As you may have heard, we’ve had a bit of snow. On one of the days that I was snowed in, I had the opportunity to sit and think about our industry – particularly, why is it that at the first sign of trouble, organisations cut their training budgets? Surely any form of logic would tell you that it should be the other way round. In times of trouble, we should be investing more in our people because we want them to achieve more.
I think the answer lies with us, the L&D professionals. For too long we have viewed training like chicken soup – its good for the soul and how can you argue that it won’t make you better? Unfortunately, this no longer washes with the CEO who has a million competing priorities. Often he or she is faced with making a decision between a business plan that has a clear return and a training budget where the benefits are hard to quantify. Unsurprisingly, it’s the training budget that gets squeezed.

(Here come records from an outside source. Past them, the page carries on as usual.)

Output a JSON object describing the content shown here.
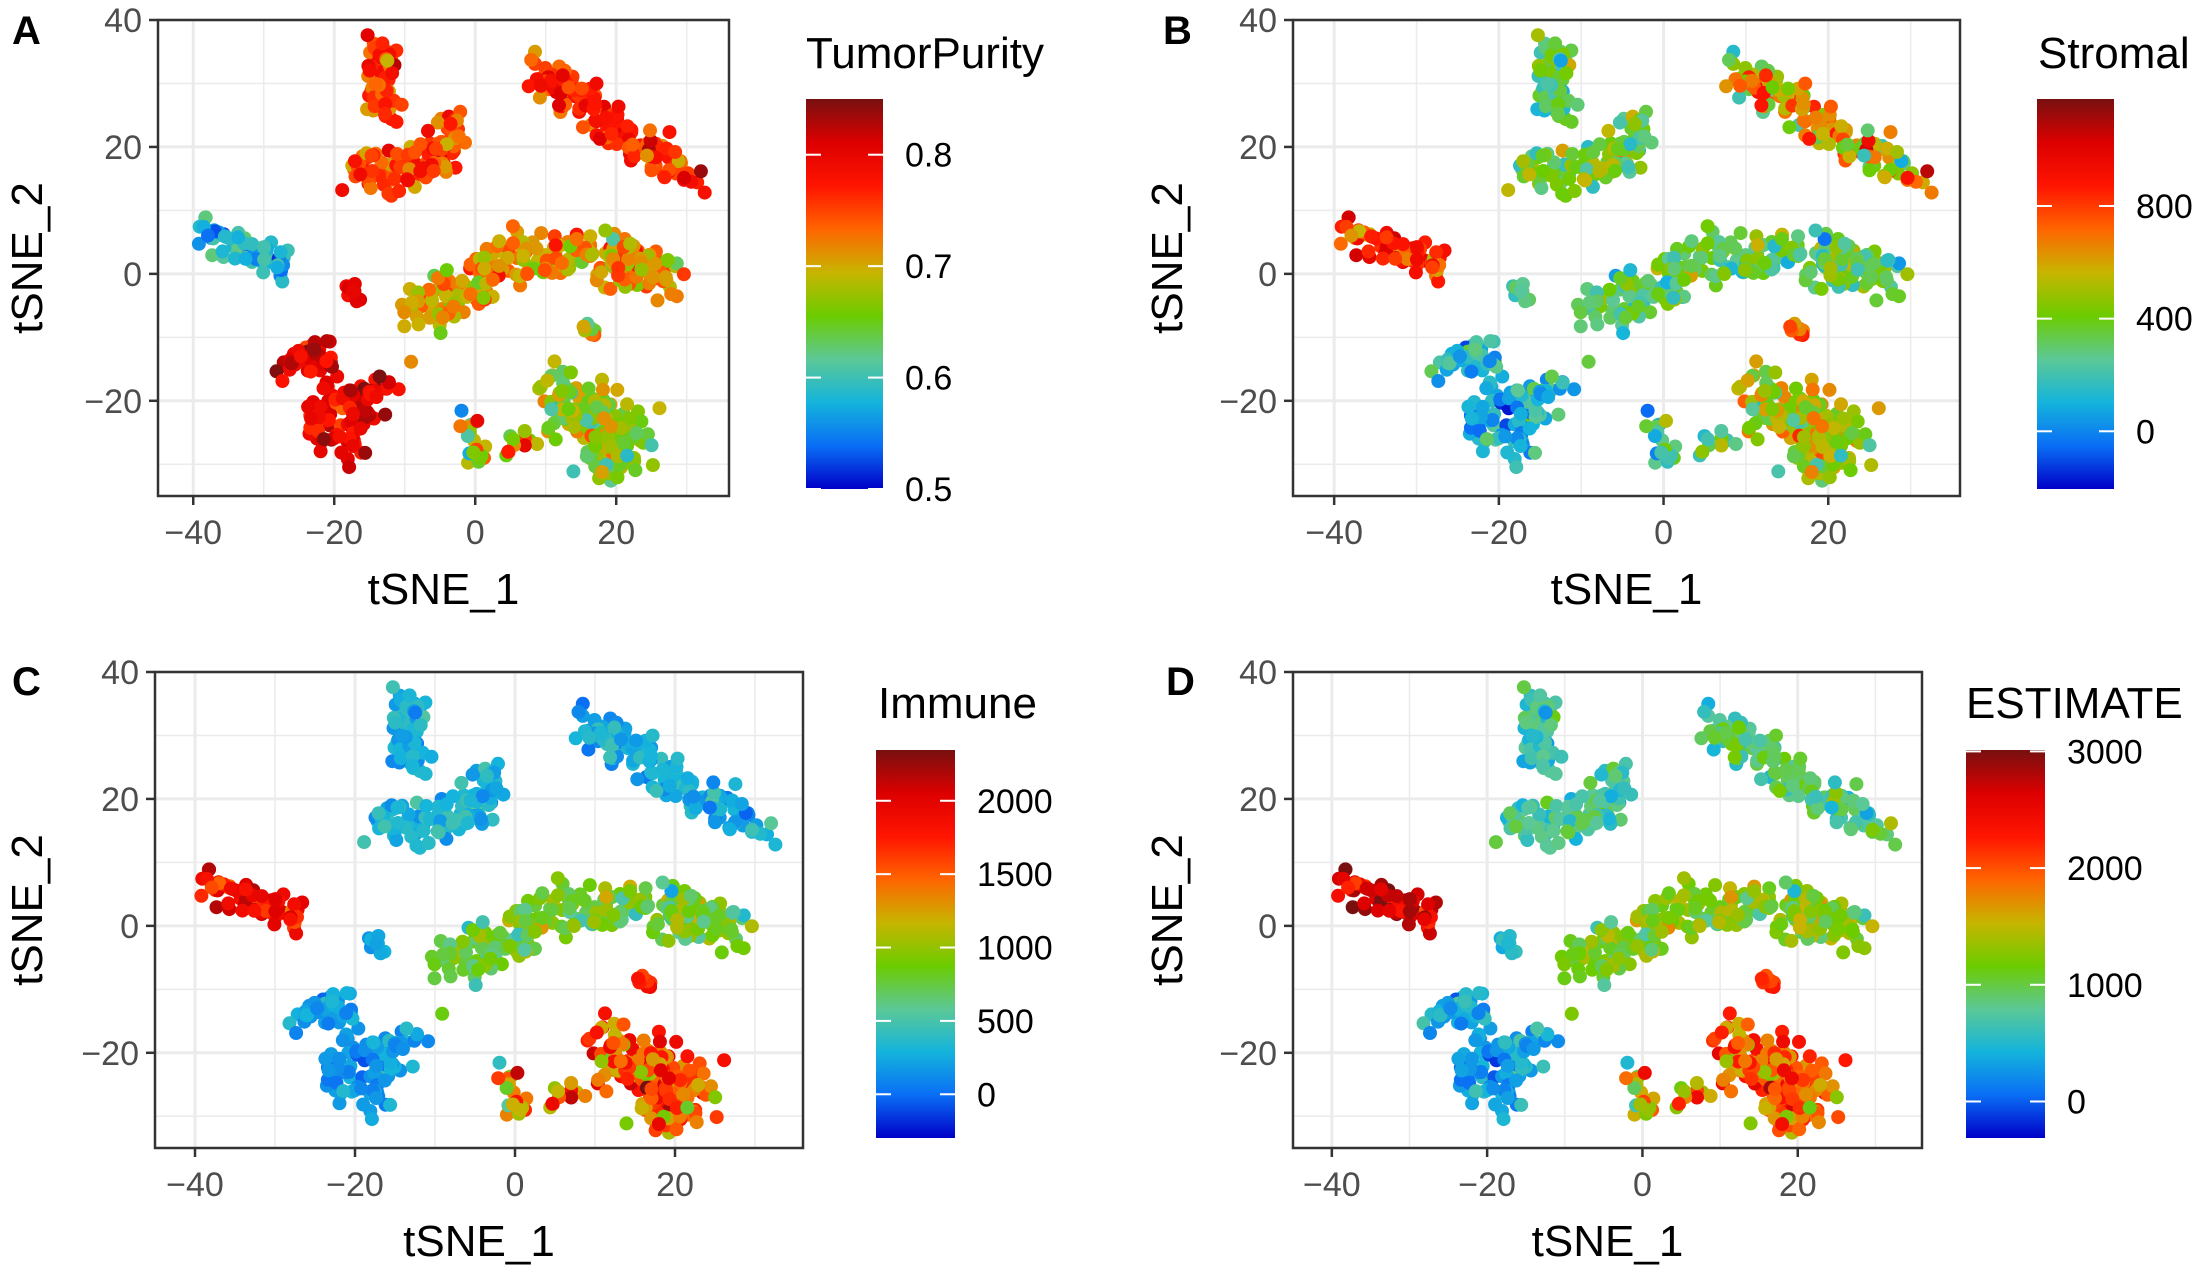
{
  "embedding_clusters": [
    {
      "spine_x": [
        -14,
        -14,
        -13
      ],
      "spine_y": [
        36,
        30,
        24
      ],
      "spread": 2.2,
      "n": 60
    },
    {
      "spine_x": [
        -17,
        -11,
        -5,
        -3
      ],
      "spine_y": [
        17,
        16,
        18,
        23
      ],
      "spread": 2.6,
      "n": 110
    },
    {
      "spine_x": [
        9,
        15,
        22,
        31
      ],
      "spine_y": [
        32,
        27,
        21,
        15
      ],
      "spread": 2.4,
      "n": 140
    },
    {
      "spine_x": [
        -39,
        -33,
        -28
      ],
      "spine_y": [
        7,
        4,
        1
      ],
      "spread": 2.2,
      "n": 70
    },
    {
      "spine_x": [
        -18,
        -17
      ],
      "spine_y": [
        -1,
        -4
      ],
      "spread": 0.9,
      "n": 8
    },
    {
      "spine_x": [
        -8,
        0,
        10,
        20,
        27
      ],
      "spine_y": [
        -7,
        -1,
        4,
        2,
        0
      ],
      "spread": 3.2,
      "n": 260
    },
    {
      "spine_x": [
        16,
        17
      ],
      "spine_y": [
        -8,
        -10
      ],
      "spread": 0.8,
      "n": 8
    },
    {
      "spine_x": [
        -26,
        -22,
        -19,
        -14,
        -18,
        -24
      ],
      "spine_y": [
        -14,
        -12,
        -22,
        -17,
        -28,
        -22
      ],
      "spread": 2.0,
      "n": 150
    },
    {
      "spine_x": [
        10,
        16,
        22,
        16
      ],
      "spine_y": [
        -18,
        -22,
        -26,
        -30
      ],
      "spread": 3.4,
      "n": 190
    },
    {
      "spine_x": [
        -1,
        -1,
        3,
        8
      ],
      "spine_y": [
        -21,
        -29,
        -28,
        -26
      ],
      "spread": 1.3,
      "n": 30
    }
  ],
  "chart_data": [
    {
      "type": "scatter",
      "panel": "A",
      "xlabel": "tSNE_1",
      "ylabel": "tSNE_2",
      "xlim": [
        -45,
        36
      ],
      "ylim": [
        -35,
        40
      ],
      "xticks": [
        -40,
        -20,
        0,
        20
      ],
      "yticks": [
        -20,
        0,
        20,
        40
      ],
      "grid": true,
      "legend": {
        "title": "TumorPurity",
        "placement": "right",
        "range": [
          0.5,
          0.85
        ],
        "ticks": [
          0.5,
          0.6,
          0.7,
          0.8
        ],
        "tick_labels": [
          "0.5",
          "0.6",
          "0.7",
          "0.8"
        ]
      },
      "cluster_values": [
        [
          0.76,
          0.03
        ],
        [
          0.75,
          0.03
        ],
        [
          0.77,
          0.025
        ],
        [
          0.58,
          0.03
        ],
        [
          0.8,
          0.01
        ],
        [
          0.71,
          0.03
        ],
        [
          0.66,
          0.04
        ],
        [
          0.8,
          0.025
        ],
        [
          0.66,
          0.03
        ],
        [
          0.68,
          0.05
        ]
      ]
    },
    {
      "type": "scatter",
      "panel": "B",
      "xlabel": "tSNE_1",
      "ylabel": "tSNE_2",
      "xlim": [
        -45,
        36
      ],
      "ylim": [
        -35,
        40
      ],
      "xticks": [
        -40,
        -20,
        0,
        20
      ],
      "yticks": [
        -20,
        0,
        20,
        40
      ],
      "grid": true,
      "legend": {
        "title": "Stromal",
        "placement": "right",
        "range": [
          -205,
          1180
        ],
        "ticks": [
          0,
          400,
          800
        ],
        "tick_labels": [
          "0",
          "400",
          "800"
        ]
      },
      "cluster_values": [
        [
          330,
          120
        ],
        [
          380,
          130
        ],
        [
          600,
          180
        ],
        [
          820,
          150
        ],
        [
          250,
          60
        ],
        [
          330,
          110
        ],
        [
          700,
          80
        ],
        [
          120,
          110
        ],
        [
          470,
          130
        ],
        [
          250,
          120
        ]
      ]
    },
    {
      "type": "scatter",
      "panel": "C",
      "xlabel": "tSNE_1",
      "ylabel": "tSNE_2",
      "xlim": [
        -45,
        36
      ],
      "ylim": [
        -35,
        40
      ],
      "xticks": [
        -40,
        -20,
        0,
        20
      ],
      "yticks": [
        -20,
        0,
        20,
        40
      ],
      "grid": true,
      "legend": {
        "title": "Immune",
        "placement": "right",
        "range": [
          -298,
          2346
        ],
        "ticks": [
          0,
          500,
          1000,
          1500,
          2000
        ],
        "tick_labels": [
          "0",
          "500",
          "1000",
          "1500",
          "2000"
        ]
      },
      "cluster_values": [
        [
          300,
          110
        ],
        [
          320,
          120
        ],
        [
          280,
          110
        ],
        [
          1850,
          220
        ],
        [
          220,
          60
        ],
        [
          820,
          180
        ],
        [
          1700,
          100
        ],
        [
          180,
          100
        ],
        [
          1500,
          300
        ],
        [
          1300,
          350
        ]
      ]
    },
    {
      "type": "scatter",
      "panel": "D",
      "xlabel": "tSNE_1",
      "ylabel": "tSNE_2",
      "xlim": [
        -45,
        36
      ],
      "ylim": [
        -35,
        40
      ],
      "xticks": [
        -40,
        -20,
        0,
        20
      ],
      "yticks": [
        -20,
        0,
        20,
        40
      ],
      "grid": true,
      "legend": {
        "title": "ESTIMATE",
        "placement": "right",
        "range": [
          -313,
          3012
        ],
        "ticks": [
          0,
          1000,
          2000,
          3000
        ],
        "tick_labels": [
          "0",
          "1000",
          "2000",
          "3000"
        ]
      },
      "cluster_values": [
        [
          700,
          200
        ],
        [
          750,
          200
        ],
        [
          900,
          200
        ],
        [
          2600,
          300
        ],
        [
          500,
          100
        ],
        [
          1200,
          220
        ],
        [
          2100,
          100
        ],
        [
          350,
          180
        ],
        [
          1900,
          330
        ],
        [
          1500,
          400
        ]
      ]
    }
  ],
  "colors": {
    "colormap": [
      "#0000c8",
      "#0a6ef5",
      "#14b4dc",
      "#5cc896",
      "#6ccc00",
      "#c8b400",
      "#ff6400",
      "#ff1400",
      "#dc0000",
      "#781010"
    ],
    "grid": "#ebebeb",
    "border": "#333333",
    "tick_text": "#4d4d4d"
  }
}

We have to do better in this area if our organisations are to get the support that they deserve from L&D. We have to look at every programme as if we were paying for it ourselves. In this situation, would we spend the money if we could not quantify the return? We often hear that it is not always possible to determine the return from a training programme. In which case I would say don’t do the training – save the money. What about compliance training, I hear you say, we have to do this. I agree, but it’s a myth that you can’t measure the return from compliance training. The number of completions is an obvious measure but you can also measure the before and after effects in terms of, for example, the number of breaches or the calls to the help desk. By thinking about the return and measuring tangible results, we not only create financial benefits for the organisation but we help to make the training more palatable for the learners.

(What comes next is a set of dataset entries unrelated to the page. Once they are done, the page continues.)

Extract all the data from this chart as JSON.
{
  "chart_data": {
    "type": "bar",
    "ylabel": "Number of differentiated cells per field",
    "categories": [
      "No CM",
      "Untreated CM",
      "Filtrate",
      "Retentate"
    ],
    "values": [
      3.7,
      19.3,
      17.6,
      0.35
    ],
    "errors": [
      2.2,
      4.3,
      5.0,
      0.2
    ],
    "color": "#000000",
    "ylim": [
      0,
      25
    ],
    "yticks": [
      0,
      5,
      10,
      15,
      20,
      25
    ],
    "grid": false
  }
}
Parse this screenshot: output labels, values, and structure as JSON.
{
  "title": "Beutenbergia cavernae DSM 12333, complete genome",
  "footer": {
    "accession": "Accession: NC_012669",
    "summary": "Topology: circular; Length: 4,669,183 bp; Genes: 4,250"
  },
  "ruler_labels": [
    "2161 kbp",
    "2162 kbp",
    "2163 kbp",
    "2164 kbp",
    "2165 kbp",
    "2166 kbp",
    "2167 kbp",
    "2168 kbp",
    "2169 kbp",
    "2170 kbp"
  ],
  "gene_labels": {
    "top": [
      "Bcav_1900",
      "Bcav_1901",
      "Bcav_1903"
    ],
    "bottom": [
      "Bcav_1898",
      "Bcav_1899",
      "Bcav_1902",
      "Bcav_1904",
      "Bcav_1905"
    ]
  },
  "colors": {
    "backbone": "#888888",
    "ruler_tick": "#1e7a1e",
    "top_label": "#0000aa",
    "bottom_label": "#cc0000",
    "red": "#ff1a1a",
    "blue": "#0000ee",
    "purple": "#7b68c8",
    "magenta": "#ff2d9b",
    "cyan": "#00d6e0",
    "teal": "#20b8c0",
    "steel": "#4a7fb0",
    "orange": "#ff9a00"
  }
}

One project that comes to mind is some competition law training that we delivered. Initially the course was scoped to be a long programme that laid out the law. When we looked harder at the business benefits of the programme, we could not justify the costs. The subject matter expert, when confronted with this, admitted that actually learners did not need to know about competition law, only how to recognise the risks. They would then call a help line. This thinking resulted in a shorter, more effective course that actually had the desired impact. The change of heart came from looking at the training as a business proposition rather than an obvious foregone conclusion.
In my view L&D is not a support organisation, it’s a business unit and like all business units it needs to demonstrate tangible benefits – if we can’t do this, we may find that very quickly we are out in the cold.